Regex ignore matches between tags

问题

I apologise as I have very little knowledge about Regex and I don't even understand exactly what this regex is doing (I didn't write it - source) apart from the fact it searches for a certain term so that it can be highlighted.

Here is the Regex:

/(\b$term|$term\b)(?!([^<]+)?>)/iu

The problem is I need to make sure it doesn't match anything between <script> and </script> tags. Now I know there are many variations of how a script tag can be written but really all I need it to do is ignore any text between <script and /script> taking into account possible whitespace between script and < like < script or /script >.

Is anyone able to modify it in this way? I will notify the plugin's author who wrote this reg-ex for inclusion in future releases.

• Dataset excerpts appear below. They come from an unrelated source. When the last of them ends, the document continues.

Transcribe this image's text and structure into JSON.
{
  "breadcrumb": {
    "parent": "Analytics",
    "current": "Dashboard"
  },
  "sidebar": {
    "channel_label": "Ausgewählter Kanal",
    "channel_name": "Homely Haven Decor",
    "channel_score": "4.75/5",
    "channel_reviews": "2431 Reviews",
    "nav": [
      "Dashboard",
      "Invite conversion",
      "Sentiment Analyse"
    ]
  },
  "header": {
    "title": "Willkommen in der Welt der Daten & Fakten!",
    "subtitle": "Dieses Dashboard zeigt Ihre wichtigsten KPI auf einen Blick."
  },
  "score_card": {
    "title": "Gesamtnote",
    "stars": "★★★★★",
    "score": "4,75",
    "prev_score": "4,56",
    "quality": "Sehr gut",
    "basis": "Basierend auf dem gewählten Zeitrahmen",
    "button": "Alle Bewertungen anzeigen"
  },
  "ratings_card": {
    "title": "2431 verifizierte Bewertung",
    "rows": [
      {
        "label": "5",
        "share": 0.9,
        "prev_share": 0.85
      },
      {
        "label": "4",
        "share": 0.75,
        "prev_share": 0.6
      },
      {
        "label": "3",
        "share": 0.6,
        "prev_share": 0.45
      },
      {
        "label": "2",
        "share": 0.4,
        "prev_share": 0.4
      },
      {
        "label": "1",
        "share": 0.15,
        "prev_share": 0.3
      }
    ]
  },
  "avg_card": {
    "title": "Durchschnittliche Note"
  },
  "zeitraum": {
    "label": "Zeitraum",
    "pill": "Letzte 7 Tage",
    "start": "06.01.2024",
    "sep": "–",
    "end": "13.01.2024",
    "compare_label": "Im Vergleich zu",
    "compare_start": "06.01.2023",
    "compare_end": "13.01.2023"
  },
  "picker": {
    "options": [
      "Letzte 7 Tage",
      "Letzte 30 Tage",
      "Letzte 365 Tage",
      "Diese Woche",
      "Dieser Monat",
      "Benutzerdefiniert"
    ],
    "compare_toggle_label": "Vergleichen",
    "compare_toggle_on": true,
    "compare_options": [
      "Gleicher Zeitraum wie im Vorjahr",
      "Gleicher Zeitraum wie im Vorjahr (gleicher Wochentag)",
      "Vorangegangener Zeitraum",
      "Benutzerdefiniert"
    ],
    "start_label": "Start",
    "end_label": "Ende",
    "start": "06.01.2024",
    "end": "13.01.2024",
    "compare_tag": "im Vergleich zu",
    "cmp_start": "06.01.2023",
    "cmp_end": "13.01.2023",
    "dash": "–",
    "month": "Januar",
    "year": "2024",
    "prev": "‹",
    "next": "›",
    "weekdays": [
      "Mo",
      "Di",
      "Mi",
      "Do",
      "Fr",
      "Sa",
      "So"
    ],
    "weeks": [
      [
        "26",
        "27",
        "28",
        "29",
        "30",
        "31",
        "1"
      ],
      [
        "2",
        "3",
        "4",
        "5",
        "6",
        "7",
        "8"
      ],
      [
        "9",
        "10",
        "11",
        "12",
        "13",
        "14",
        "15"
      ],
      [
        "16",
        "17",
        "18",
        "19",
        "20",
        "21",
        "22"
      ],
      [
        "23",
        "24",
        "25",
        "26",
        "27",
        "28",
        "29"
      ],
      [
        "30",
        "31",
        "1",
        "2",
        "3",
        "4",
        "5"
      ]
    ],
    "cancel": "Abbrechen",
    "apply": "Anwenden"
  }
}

Edit: Here is the function it originates from:

function relevanssi_highlight_terms($excerpt, $query) {
    $type = get_option("relevanssi_highlight");
    if ("none" == $type) {
        return $excerpt;
    }

    switch ($type) {
        case "mark":                        // thanks to Jeff Byrnes
            $start_emp = "<mark>";
            $end_emp = "</mark>";
            break;
        case "strong":
            $start_emp = "<strong>";
            $end_emp = "</strong>";
            break;
        case "em":
            $start_emp = "<em>";
            $end_emp = "</em>";
            break;
        case "col":
            $col = get_option("relevanssi_txt_col");
            if (!$col) $col = "#ff0000";
            $start_emp = "<span style='color: $col'>";
            $end_emp = "</span>";
            break;
        case "bgcol":
            $col = get_option("relevanssi_bg_col");
            if (!$col) $col = "#ff0000";
            $start_emp = "<span style='background-color: $col'>";
            $end_emp = "</span>";
            break;
        case "css":
            $css = get_option("relevanssi_css");
            if (!$css) $css = "color: #ff0000";
            $start_emp = "<span style='$css'>";
            $end_emp = "</span>";
            break;
        case "class":
            $css = get_option("relevanssi_class");
            if (!$css) $css = "relevanssi-query-term";
            $start_emp = "<span class='$css'>";
            $end_emp = "</span>";
            break;
        default:
            return $excerpt;
    }

    $start_emp_token = "*[/";
    $end_emp_token = "\]*";

    if ( function_exists('mb_internal_encoding') )
        mb_internal_encoding("UTF-8");

    $terms = array_keys(relevanssi_tokenize($query, $remove_stopwords = true));

    $phrases = relevanssi_extract_phrases(stripslashes($query));

    $non_phrase_terms = array();
    foreach ($phrases as $phrase) {
        $phrase_terms = array_keys(relevanssi_tokenize($phrase, false));
        foreach ($terms as $term) {
            if (!in_array($term, $phrase_terms)) {
                $non_phrase_terms[] = $term;
            }
        }
        $terms = $non_phrase_terms;
        $terms[] = $phrase;
    }

    usort($terms, 'relevanssi_strlen_sort');

    get_option('relevanssi_word_boundaries', 'on') == 'on' ? $word_boundaries = true : $word_boundaries = false;
    foreach ($terms as $term) {
        $pr_term = preg_quote($term, '/');
        if ($word_boundaries) {
            $excerpt = preg_replace("/(\b$pr_term|$pr_term\b)(?!([^<]+)?>)/iu", $start_emp_token . '\\1' . $end_emp_token, $excerpt);
        }
        else {
            $excerpt = preg_replace("/($pr_term)(?!([^<]+)?>)/iu", $start_emp_token . '\\1' . $end_emp_token, $excerpt);
        }
        // thanks to http://pureform.wordpress.com/2008/01/04/matching-a-word-characters-outside-of-html-tags/
    }

    $excerpt = relevanssi_remove_nested_highlights($excerpt, $start_emp_token, $end_emp_token);

    $excerpt = str_replace($start_emp_token, $start_emp, $excerpt);
    $excerpt = str_replace($end_emp_token, $end_emp, $excerpt);
    $excerpt = str_replace($end_emp . $start_emp, "", $excerpt);
    if (function_exists('mb_ereg_replace')) {
        $pattern = $end_emp . '\s*' . $start_emp;
        $excerpt = mb_ereg_replace($pattern, " ", $excerpt);
    }

    return $excerpt;
}

回答1:

Since lookbehind assertions need to be fixed in length, you cannot use them to look for a preceding <script> tag somewhere before the searched term.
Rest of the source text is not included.